E. Desmond Lee Fine Arts Education Collaborative connects St. Louis students with local arts agencies

by | Aug 9, 2022

The Collaborative recently hosted its annual kickoff with nearly 30 fine arts partner organizations, plus teachers from 17 St. Louis-area school districts.
Des Lee kickoff 2022

The National Blues Museum is just one of the Des Lee Fine Arts Education Collaborative’s many partners in the St. Louis area. (Photos by Heather Riske)

From building a guitar amp to learning ballroom dancing to receiving a free piano, St. Louis-area students have plenty of unique ways to get engaged with the arts. And the E. Desmond Lee Fine Arts Education Collaborative wants to make sure both students and educators are fully aware of those opportunities.

The Des Lee Fine Arts Education Collaborative is dedicated to enhancing the quality, influence, attitudes and accessibility of fine arts by connecting educators, artists and performers with students in the St. Louis area, with a special emphasis on underserved populations. In addition to providing educational fine arts programs, concerts, clinics, master classes and other educational experiences for participating schools and providing support for music and fine arts educators, the Collaborative aims to increase and enhance arts education programming for an ethnically and culturally diverse population where most students qualify for free and reduced-cost meals.

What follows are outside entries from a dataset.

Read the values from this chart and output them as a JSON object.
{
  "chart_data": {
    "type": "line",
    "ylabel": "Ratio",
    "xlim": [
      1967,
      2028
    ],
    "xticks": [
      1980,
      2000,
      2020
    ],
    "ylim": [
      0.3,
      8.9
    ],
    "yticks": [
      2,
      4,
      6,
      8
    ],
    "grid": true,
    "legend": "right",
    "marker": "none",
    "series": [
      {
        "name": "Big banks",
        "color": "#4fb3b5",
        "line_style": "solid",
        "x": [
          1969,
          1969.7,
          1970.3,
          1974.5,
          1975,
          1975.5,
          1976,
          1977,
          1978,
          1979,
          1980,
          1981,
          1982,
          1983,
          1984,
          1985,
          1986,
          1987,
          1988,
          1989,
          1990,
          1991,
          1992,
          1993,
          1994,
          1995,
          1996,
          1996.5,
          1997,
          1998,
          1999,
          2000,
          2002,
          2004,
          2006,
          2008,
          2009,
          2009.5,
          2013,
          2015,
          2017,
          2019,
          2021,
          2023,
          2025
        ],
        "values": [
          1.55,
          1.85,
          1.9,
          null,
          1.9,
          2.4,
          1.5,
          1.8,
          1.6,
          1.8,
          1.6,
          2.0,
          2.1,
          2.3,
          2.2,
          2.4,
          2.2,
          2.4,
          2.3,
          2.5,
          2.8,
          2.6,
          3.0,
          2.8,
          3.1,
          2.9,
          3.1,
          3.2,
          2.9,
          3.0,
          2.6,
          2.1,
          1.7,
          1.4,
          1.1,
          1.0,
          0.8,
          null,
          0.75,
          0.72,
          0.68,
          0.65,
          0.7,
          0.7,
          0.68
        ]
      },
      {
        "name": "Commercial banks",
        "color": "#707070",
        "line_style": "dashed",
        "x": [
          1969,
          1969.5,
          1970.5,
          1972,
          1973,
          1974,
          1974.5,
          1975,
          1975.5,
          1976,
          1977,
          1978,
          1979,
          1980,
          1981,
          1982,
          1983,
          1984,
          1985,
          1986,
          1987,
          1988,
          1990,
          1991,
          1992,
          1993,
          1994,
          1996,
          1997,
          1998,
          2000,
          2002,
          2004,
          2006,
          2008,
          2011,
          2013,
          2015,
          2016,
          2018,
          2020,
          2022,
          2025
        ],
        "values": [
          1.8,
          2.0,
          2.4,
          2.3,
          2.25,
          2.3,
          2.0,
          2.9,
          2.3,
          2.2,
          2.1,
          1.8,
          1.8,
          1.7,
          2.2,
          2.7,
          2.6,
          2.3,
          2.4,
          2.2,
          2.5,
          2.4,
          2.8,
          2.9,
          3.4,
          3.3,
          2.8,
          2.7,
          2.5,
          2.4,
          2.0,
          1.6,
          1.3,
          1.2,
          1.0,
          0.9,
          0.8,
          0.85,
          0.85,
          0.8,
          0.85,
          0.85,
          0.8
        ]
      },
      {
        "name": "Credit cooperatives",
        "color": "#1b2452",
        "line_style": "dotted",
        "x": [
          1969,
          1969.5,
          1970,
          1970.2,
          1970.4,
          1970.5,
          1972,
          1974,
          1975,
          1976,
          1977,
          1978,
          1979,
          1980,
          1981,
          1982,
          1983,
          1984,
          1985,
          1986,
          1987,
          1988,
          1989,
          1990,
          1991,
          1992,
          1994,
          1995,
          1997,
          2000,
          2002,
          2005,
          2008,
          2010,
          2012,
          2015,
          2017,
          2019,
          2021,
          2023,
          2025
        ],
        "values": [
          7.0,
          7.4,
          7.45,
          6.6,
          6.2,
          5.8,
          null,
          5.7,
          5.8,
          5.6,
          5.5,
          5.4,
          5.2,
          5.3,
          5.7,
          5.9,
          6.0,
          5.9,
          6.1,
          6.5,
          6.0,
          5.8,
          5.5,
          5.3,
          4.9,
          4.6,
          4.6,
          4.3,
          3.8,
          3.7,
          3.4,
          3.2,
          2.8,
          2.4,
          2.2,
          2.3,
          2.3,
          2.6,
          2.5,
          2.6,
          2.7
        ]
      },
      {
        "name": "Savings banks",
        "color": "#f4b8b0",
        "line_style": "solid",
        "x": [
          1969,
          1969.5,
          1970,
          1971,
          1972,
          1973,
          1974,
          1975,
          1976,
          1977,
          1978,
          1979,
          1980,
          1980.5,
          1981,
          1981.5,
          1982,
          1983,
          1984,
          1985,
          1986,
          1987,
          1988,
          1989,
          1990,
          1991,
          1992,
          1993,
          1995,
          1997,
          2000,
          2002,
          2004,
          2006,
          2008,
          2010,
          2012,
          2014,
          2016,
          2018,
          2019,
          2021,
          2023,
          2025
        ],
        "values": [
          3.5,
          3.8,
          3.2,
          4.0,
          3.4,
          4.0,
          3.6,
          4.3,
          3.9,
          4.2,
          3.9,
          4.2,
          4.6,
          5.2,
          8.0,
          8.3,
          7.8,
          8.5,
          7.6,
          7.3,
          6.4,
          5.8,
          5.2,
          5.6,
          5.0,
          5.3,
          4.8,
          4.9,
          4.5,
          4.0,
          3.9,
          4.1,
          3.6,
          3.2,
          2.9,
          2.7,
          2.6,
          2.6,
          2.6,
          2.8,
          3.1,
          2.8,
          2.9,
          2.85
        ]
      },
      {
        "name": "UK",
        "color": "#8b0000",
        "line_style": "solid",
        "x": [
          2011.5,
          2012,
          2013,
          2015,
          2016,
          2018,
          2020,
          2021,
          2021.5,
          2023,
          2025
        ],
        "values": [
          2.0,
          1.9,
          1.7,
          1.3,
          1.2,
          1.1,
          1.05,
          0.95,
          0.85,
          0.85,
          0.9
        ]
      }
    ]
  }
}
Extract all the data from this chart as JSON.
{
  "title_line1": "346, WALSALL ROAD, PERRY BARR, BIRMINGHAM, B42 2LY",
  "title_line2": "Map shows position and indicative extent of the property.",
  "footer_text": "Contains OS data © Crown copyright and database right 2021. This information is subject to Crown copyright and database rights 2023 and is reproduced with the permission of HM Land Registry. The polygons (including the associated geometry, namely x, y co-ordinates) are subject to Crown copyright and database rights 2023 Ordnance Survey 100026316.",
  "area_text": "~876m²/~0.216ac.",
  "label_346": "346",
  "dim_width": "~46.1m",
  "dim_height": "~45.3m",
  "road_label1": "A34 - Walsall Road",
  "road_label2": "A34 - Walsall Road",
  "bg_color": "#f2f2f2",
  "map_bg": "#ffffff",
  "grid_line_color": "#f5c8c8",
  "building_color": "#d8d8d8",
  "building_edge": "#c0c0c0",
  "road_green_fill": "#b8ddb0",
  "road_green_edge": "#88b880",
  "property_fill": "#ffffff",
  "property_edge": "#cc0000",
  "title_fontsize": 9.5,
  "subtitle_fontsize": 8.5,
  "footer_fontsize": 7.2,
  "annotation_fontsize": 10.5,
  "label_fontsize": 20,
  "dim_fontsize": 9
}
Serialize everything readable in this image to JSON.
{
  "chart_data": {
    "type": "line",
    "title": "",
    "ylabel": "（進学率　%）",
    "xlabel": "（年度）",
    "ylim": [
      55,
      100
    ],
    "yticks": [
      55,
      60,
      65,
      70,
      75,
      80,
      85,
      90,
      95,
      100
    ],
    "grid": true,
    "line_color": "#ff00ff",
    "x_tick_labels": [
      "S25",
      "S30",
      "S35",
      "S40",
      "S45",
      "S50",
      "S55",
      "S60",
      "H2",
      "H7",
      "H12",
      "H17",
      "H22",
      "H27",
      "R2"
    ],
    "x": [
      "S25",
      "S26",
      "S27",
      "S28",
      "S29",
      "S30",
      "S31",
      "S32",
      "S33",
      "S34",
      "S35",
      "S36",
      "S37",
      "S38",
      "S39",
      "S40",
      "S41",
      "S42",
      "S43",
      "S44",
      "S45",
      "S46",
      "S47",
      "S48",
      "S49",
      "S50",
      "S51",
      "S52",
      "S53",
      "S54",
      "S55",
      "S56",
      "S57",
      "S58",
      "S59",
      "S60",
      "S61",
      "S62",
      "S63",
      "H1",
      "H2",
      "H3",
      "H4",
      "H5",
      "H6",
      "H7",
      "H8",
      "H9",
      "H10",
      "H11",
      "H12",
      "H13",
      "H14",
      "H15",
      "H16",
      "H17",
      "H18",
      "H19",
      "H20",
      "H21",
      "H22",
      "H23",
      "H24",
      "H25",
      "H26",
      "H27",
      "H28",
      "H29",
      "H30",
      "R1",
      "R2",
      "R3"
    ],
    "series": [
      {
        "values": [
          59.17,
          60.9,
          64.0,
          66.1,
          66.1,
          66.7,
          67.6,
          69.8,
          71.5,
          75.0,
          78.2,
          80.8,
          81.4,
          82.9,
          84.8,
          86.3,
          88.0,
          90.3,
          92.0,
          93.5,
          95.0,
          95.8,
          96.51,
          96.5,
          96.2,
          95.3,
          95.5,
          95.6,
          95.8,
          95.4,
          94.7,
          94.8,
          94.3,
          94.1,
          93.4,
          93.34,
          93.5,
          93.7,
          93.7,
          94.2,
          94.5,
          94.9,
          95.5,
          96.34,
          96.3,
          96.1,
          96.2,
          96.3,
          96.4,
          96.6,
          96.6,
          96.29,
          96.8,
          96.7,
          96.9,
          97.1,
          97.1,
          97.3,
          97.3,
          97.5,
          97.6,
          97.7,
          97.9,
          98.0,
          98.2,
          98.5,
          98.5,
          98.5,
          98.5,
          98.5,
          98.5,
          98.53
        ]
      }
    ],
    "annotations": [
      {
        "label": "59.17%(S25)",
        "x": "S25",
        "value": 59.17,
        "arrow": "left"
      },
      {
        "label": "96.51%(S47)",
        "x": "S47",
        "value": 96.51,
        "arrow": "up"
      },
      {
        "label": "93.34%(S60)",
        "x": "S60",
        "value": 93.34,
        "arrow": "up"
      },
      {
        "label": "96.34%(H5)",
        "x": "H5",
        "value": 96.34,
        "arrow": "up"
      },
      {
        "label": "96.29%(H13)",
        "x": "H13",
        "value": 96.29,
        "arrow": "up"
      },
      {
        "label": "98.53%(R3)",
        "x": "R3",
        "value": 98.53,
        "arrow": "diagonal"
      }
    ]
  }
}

And for the first time in two years, the Collaborative was able to host its annual kickoff for the new school year in person. Last week, nearly 30 Des Lee fine arts partner organizations, along with teachers from 17 St. Louis-area school districts, gathered at The Sheldon Concert Hall and Art Galleries Ballroom in Midtown to learn about opportunities for area students and teachers over the next year.

After greeting guests and sharing a few words about the Collaborative’s mission, Michael V. Smith, the E. Desmond Lee Endowed Professor of Music Education at the University of Missouri–St. Louis, turned the floor over to the arts organizations that make up the Collaborative. Representatives from partner organizations such as The Bach Society of St. Louis, Girl Conductor and The St. Louis Children’s Choirs each shared an elevator pitch about their organization, including specific opportunities they offer to immerse students in the arts.

While the pandemic and subsequent switch to virtual learning posed a unique challenge for music and arts education, many of these organizations were able to adapt quickly with virtual programming for students. The Fox Performing Arts Charitable Foundation, for instance, conducted its Broadway Master Classes – including one with Tony nominee Taylor Louderman –  virtually, while Opera Theatre of Saint Louis continues to offer both in-person and virtual programming, such as “Opera on the GO!”.

Of course, many educators and arts representatives celebrated a return to the classroom. Jessica Ingraham, director of education at the St. Louis Symphony Orchestra, expressed a desire to work alongside teachers to get students excited about music, adding that the venerable organization will be bringing back in-school programming this year. The National Blues Museum is expanding its educational programs with the new Guitar St. Louis program, which specifically highlights Blues and African American contributions to music. The program will use STEAM-focused instruction to teach students how to play the guitar as well as how to build their own guitar and amp.

In addition to its two studios on Cherokee Street in South St. Louis and in Ferguson, Pianos for People offers St. Louis families, community organizations and schools the opportunity to apply for a free piano of their own. And St. Louis Dancing Classrooms aims to empower youth – primarily at the fifth-grade level – by teaching respectful interaction and promoting teamwork through the art of ballroom dancing.

Des Lee kickoff 2022

Kathy Lawton Brown, on-air host of Classic 107.3, and Michael V. Smith, the E. Desmond Lee Endowed Professor of Music Education at UMSL.

As the microphone was passed around the room to representatives from some of St. Louis’ biggest and brightest arts organizations, the impact of the Des Lee Fine Arts Education Collaborative quickly came into focus. Kathy Lawton Brown, on-air host of Classic 107.3, the Collaborative’s newest partner, urged educators in the audience to capitalize on the unique opportunities it affords.

“Take advantage of these incredible opportunities,” she said. “Every one of these presenters is here for you and your students to help them thrive. It’s a tremendous opportunity and a unique one. Take advantage of it.”